Kardan daha beyaz elbisesi siyah sarığı ve bileğinden bağlı sandal şeklinde ayakkabıları ile sonsuz bir temizlik sadelik ve tevazu... Edeb hâya merhamet... Tevâzu tevekkül kanaat... Sadakat emanet istikamet... Nezaket letâfet ve asalet... Sağ elinde mühürlü bir yüzük... İnciden beyaz dişler sürmeli kara gözler. Yüzünde eşsiz bir tebessümle Suphi'ye bakıyordu. Suphi karşısında oturan bu insanüstü güzelliğe sahip kişinin kim olduğunu içsel olarak bildi.
"Sen...sen..." diye kekeledi. "Sen O'sun!..."
"Benim ümmetim beni sever" dedi O. "Sen de beni seviyor musun ey Suphi?"
Suphi titriyordu. Çenesi birbirine vururken O'na cevap vermeye çalıştı.

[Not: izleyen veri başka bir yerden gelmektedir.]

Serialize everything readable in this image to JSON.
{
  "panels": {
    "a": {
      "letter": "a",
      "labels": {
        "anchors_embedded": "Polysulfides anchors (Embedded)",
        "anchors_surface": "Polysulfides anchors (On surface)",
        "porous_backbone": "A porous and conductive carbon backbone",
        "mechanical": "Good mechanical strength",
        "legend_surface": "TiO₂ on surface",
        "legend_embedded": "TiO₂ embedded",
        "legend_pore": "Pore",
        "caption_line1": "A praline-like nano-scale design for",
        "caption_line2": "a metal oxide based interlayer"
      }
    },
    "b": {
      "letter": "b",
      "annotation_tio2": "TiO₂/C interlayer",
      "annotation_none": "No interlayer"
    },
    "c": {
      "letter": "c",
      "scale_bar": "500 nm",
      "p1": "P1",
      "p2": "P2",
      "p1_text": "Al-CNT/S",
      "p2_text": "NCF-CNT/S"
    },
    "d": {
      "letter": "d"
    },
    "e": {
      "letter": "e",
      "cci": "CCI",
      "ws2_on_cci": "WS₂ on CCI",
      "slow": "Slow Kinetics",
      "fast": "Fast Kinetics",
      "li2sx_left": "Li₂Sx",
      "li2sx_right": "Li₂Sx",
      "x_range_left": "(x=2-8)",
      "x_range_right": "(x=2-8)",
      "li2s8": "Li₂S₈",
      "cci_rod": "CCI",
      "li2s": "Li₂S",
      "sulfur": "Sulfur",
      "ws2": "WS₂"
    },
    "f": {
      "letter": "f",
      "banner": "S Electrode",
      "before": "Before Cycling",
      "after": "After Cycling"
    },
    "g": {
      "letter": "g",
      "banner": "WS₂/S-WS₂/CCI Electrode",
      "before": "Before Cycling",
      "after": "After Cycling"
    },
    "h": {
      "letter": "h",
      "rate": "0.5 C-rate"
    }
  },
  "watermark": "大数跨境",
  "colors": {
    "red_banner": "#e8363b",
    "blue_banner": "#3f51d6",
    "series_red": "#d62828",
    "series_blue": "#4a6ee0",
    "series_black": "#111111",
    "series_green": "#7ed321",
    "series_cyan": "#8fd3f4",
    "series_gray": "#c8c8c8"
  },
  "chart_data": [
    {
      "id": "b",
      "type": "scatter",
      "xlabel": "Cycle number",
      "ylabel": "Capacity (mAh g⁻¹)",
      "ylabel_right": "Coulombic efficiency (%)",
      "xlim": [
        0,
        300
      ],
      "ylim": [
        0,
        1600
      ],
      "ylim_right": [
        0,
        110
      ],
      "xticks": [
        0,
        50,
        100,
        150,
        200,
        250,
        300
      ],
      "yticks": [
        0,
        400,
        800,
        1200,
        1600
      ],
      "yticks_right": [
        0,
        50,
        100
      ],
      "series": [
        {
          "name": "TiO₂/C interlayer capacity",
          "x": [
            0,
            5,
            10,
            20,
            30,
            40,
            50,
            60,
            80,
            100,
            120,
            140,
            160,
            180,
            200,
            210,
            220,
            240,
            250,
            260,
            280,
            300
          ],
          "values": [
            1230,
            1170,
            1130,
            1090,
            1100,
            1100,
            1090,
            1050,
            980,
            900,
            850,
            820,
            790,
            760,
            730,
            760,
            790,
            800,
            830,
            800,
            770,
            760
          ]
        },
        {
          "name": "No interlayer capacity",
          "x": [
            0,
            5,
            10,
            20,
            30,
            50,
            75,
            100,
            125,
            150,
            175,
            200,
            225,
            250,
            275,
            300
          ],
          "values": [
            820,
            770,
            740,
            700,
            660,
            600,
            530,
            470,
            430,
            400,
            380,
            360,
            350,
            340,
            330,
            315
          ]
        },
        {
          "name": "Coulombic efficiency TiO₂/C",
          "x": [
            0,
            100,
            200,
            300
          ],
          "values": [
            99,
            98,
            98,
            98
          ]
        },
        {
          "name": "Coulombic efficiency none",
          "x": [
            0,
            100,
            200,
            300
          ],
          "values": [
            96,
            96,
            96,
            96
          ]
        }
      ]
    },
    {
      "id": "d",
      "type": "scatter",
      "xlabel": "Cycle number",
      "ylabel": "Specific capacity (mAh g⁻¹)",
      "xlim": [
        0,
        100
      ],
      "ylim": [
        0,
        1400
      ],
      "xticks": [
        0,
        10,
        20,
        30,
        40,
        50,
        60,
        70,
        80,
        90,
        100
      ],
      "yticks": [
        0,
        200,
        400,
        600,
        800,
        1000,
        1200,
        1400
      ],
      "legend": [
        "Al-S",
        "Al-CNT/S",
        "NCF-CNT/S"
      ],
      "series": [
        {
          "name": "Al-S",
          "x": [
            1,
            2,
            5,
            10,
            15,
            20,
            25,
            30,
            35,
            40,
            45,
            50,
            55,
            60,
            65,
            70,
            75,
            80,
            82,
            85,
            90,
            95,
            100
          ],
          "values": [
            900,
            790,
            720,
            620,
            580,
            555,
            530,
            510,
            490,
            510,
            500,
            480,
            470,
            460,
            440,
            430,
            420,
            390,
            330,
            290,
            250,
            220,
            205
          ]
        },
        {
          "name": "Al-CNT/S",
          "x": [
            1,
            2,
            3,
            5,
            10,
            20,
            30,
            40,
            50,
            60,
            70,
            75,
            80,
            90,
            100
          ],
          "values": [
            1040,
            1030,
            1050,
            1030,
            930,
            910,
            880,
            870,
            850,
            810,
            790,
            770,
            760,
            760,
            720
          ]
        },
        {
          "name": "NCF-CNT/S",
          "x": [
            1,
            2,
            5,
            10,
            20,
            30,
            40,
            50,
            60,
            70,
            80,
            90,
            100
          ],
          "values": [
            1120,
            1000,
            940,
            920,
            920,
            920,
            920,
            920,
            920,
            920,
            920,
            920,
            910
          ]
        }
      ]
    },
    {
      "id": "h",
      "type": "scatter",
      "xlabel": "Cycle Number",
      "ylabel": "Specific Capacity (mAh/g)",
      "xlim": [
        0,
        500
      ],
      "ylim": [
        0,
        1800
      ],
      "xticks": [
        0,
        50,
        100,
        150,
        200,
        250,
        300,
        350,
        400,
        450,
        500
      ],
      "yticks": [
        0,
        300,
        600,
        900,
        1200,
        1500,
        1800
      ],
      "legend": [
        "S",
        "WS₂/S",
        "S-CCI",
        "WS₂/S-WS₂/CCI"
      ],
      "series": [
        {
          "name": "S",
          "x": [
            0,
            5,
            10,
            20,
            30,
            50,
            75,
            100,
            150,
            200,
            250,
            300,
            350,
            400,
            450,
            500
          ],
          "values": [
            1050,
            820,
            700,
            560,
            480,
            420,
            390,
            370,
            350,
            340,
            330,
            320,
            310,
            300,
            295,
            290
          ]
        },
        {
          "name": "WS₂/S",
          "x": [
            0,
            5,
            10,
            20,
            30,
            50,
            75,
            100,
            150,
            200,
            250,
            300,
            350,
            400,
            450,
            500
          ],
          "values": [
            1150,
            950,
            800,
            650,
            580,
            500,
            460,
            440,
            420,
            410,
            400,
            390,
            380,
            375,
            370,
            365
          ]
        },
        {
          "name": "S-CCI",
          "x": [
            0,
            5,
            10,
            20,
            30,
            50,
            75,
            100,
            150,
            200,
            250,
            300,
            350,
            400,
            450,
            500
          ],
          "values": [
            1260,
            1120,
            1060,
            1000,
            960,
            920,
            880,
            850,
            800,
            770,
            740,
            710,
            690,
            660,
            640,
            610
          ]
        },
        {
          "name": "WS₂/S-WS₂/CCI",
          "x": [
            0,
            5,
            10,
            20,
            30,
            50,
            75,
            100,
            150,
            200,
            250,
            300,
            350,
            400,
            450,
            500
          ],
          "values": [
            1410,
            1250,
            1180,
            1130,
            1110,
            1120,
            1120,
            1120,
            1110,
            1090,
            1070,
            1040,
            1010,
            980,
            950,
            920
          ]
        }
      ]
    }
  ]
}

"Evet tabi ben de seni seviyorum Efendim" dedi kekeleyerek.
" Tanımadan bir kimseyi sevemezsin ki" dedi O. "Sen beni ne kadar tanıyorsun ki seveceksin?"
Suphi sustu...
Taşı öpünce Nebi bir taş bile dile geliyorsa taşın gördüğünü görmeyen taş kadar sevmeyi bilmeyen insana ne yazık!
Bir boşluk var insanın kalbinde o boşluk ta yaratılışta hakikat için ayrılmış kasten boş bırakılmış. Öyle ki insan içindeki bu hakikat boşluğunun acısını hissetsin de hakikati bulmak için çabalasın gayret etsin diye. Ama hakikat akıl işi değil! Hakikat öyle yüksek bir irtifada ki aklın o yükseklikte uçabilmesi mümkün değil!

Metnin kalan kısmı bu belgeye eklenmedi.